Britain’s first bank for farmers in almost 100 years is close to raising up to £20m to fund its launch.
Oxbury Bank is in talks to raise between £15m ($19m) and £20m from investors drawn from the agriculture industry.
Tim Coates, co-founder of Oxbury, said the funding was for the “most part secured.” He declined to name specific investors.
“I have spent a lot of this year, as with everyone else, on Zoom calls — but trying to persuade people to part with their money, which is a slightly different experience to being able to press the flesh,” Coates told Yahoo Finance UK in an interview. “It’s an interesting challenge.”
The funds will be used to meet regulatory capital requirements and allow Oxbury to launch, pending full approval. Coates hopes to be able to launch before the end of the year.
Oxbury will be the first agriculture-focused bank in Britain for almost 100 years. The last bank to launch targeting farmers in the UK was the Agricultural Mortgage Corporate, which was set up in 1928. (It is now a subsidiary of Lloyds Bank.)
“The agricultural sector has been, and continues to be, quite poorly served by banking,” Coates said.
Mainstream banks have pulled back from lending money to the UK’s £5bn agricultural sector in the decade since the financial crisis. Suppliers of things like seed, feed, and pesticide have stepped in to fill the gap with trade credit, Coates said. However, that has led to higher costs of raw materials.
“Farmer might not [realise] they are equivalently paying double digit interest rates on those raised prices — but they are,” Coates said.
Oxbury will offer working capital facilities to farmers to help fund day-to-day costs, as well as terms loans for bigger purchases such as machinery. The bank has lined up £70m of potential lending, much of which could be done on day one, Coates said.
Farming requires tailored financing because of the unique cashflow profile of the industry, he said.
“If you plant a crop in September, you may not harvest until the following year depending on the weather,” Coates said. “If you’re growing livestock, that can take multiple years. There is quite a lot of input cost at the beginning and the output cost can be not even at the end of that process but even further down the timeframe.”
Coates co-founded Oxbury in 2018 with James Farrar, who previously helped set up startup bank ClearBank, and Nick Evans, a former director of Bank Of Scotland's agricultural team.
Coates has a background in both finance and farming — he used to work at the UK’s Financial Conduct Authority before moving into farming as part of succession planning about five years ago. Coates currently manages about 1,500 acres in Oxfordshire, where he grows cereals, oil seeds, and pulses.
Oxbury, which secured a provisional banking licence in January, has already raised £15m to fund its development thus far and is operationally ready to launch.
“It’s a very farmer led development,” Coates said. “All our shareholder to date are in agriculture, from other farmers up to larger agri business. It’s very important for us that we’re designing products that the farmer wants and can use effectively.”
When it does launch, it will do so at a delicate time for the UK’s farming sector. Brexit means the EU is poised to withdraw subsidies for the UK farming sector worth £3.5bn. Details of the UK government scheme to plug the funding gap have yet to be published.
“Yes it’s uncertain,” Coates said. “It’s the uncertainty rather than the change that’s unhelpful.”

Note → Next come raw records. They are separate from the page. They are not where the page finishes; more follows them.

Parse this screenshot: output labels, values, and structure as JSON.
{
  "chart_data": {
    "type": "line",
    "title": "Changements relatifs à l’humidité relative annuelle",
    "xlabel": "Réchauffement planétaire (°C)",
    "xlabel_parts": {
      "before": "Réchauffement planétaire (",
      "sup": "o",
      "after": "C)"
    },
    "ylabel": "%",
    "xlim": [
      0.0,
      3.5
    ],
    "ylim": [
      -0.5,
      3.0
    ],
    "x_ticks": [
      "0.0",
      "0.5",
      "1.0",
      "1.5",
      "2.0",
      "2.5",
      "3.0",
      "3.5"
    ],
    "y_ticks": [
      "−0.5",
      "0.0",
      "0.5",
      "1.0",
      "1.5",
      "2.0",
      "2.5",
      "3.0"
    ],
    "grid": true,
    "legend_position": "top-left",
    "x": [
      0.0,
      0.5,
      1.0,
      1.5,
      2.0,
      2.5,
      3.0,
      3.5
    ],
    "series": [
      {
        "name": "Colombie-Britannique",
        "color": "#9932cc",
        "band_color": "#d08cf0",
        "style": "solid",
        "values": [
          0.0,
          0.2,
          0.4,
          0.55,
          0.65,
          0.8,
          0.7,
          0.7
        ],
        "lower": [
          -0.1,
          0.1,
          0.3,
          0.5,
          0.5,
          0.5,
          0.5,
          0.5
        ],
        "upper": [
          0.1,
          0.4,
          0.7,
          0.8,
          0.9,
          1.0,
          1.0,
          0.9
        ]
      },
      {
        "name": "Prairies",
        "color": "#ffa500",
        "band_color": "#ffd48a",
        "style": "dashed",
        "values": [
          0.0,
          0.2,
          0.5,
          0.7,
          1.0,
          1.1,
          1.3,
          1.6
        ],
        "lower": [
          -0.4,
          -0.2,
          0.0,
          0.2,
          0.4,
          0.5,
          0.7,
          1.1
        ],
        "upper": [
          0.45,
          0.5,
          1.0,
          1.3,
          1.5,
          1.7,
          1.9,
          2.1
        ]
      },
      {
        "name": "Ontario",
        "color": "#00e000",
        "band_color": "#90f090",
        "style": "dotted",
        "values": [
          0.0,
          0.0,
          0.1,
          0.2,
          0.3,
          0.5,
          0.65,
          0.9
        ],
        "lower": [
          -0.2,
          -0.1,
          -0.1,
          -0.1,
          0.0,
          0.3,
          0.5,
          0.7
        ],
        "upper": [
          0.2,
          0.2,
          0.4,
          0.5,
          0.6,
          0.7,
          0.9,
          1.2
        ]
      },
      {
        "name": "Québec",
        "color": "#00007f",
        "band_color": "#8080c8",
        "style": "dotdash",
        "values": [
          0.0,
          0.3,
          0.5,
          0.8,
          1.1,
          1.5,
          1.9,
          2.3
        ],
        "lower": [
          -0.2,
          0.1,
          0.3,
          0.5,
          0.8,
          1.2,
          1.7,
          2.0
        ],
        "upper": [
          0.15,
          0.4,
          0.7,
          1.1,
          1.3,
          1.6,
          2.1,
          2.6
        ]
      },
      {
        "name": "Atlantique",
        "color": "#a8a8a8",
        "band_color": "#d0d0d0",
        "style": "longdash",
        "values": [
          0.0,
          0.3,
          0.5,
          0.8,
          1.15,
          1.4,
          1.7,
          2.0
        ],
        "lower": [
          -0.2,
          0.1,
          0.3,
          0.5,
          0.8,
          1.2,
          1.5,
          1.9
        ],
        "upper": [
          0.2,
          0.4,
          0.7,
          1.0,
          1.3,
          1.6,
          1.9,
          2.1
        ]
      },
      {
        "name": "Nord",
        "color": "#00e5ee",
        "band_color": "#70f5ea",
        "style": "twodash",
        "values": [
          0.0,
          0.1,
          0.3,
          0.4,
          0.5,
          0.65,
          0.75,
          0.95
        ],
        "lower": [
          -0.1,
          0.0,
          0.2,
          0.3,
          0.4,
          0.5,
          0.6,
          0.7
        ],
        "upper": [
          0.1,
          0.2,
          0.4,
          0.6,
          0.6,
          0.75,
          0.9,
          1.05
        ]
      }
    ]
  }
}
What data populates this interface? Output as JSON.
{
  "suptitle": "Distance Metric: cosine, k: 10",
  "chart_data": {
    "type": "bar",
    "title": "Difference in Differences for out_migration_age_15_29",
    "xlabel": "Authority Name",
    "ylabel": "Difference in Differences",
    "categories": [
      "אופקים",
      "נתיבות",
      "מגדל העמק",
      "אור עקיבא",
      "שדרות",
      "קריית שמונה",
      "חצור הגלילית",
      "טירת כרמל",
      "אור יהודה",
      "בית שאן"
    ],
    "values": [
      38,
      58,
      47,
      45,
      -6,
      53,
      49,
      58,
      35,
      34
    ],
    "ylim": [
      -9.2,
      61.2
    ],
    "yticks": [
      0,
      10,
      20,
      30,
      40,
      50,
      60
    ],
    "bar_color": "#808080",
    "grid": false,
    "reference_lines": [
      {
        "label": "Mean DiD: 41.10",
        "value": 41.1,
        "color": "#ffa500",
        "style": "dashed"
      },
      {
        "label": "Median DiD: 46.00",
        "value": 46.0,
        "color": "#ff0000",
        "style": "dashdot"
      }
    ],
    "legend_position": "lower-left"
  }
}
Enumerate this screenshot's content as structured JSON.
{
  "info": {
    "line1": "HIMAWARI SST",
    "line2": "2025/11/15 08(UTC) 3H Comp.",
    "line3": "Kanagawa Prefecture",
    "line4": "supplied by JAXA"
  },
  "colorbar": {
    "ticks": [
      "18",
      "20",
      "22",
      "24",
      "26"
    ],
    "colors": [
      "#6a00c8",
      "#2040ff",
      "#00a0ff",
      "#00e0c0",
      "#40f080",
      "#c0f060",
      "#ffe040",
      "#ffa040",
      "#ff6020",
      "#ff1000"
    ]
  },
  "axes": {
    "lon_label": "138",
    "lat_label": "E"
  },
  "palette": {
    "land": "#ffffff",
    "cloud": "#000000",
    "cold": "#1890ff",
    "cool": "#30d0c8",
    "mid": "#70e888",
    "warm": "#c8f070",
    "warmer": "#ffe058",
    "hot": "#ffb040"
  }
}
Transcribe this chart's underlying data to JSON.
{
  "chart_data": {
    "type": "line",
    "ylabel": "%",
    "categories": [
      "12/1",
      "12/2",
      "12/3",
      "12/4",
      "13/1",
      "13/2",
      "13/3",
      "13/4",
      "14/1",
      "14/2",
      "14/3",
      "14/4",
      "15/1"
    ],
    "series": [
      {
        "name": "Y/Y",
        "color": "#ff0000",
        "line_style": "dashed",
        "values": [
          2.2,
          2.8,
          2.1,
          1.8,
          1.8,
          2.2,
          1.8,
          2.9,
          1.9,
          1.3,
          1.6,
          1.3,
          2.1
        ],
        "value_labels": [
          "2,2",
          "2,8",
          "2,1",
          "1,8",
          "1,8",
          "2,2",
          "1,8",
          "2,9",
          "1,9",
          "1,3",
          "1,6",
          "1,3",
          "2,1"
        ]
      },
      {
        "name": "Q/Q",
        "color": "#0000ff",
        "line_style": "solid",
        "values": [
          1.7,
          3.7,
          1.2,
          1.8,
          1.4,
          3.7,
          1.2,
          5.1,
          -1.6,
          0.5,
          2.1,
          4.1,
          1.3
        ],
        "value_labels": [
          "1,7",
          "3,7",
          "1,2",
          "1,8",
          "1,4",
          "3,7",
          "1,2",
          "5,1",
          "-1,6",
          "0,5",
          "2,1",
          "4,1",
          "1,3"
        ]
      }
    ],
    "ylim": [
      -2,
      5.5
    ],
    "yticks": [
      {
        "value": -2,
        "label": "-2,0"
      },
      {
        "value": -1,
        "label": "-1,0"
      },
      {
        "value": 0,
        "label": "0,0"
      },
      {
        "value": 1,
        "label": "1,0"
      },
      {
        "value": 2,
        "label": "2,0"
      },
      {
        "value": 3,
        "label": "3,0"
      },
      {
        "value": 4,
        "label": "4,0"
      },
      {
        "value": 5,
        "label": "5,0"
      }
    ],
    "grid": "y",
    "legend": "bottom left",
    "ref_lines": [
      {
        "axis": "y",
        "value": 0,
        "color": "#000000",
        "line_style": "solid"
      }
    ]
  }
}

COVID-19 has also led to shortages of seasonal labourers to pick crops, leading to headlines about fruit and vegetables left to rot in the fields.
“The fundamentals haven’t shifted,” Coates said. “We’re only running at 60% food self-sufficiency here in the UK. If this year has focused people’s minds on anything, it’s that actually we live in very fractious supply chains. It would not be a bad thing if that was a higher number. That is actually going to require a sensible approach with private money, which is where we step in.
“The inflection point is coming and it is the right time therefore to consider how farm businesses should go forward.”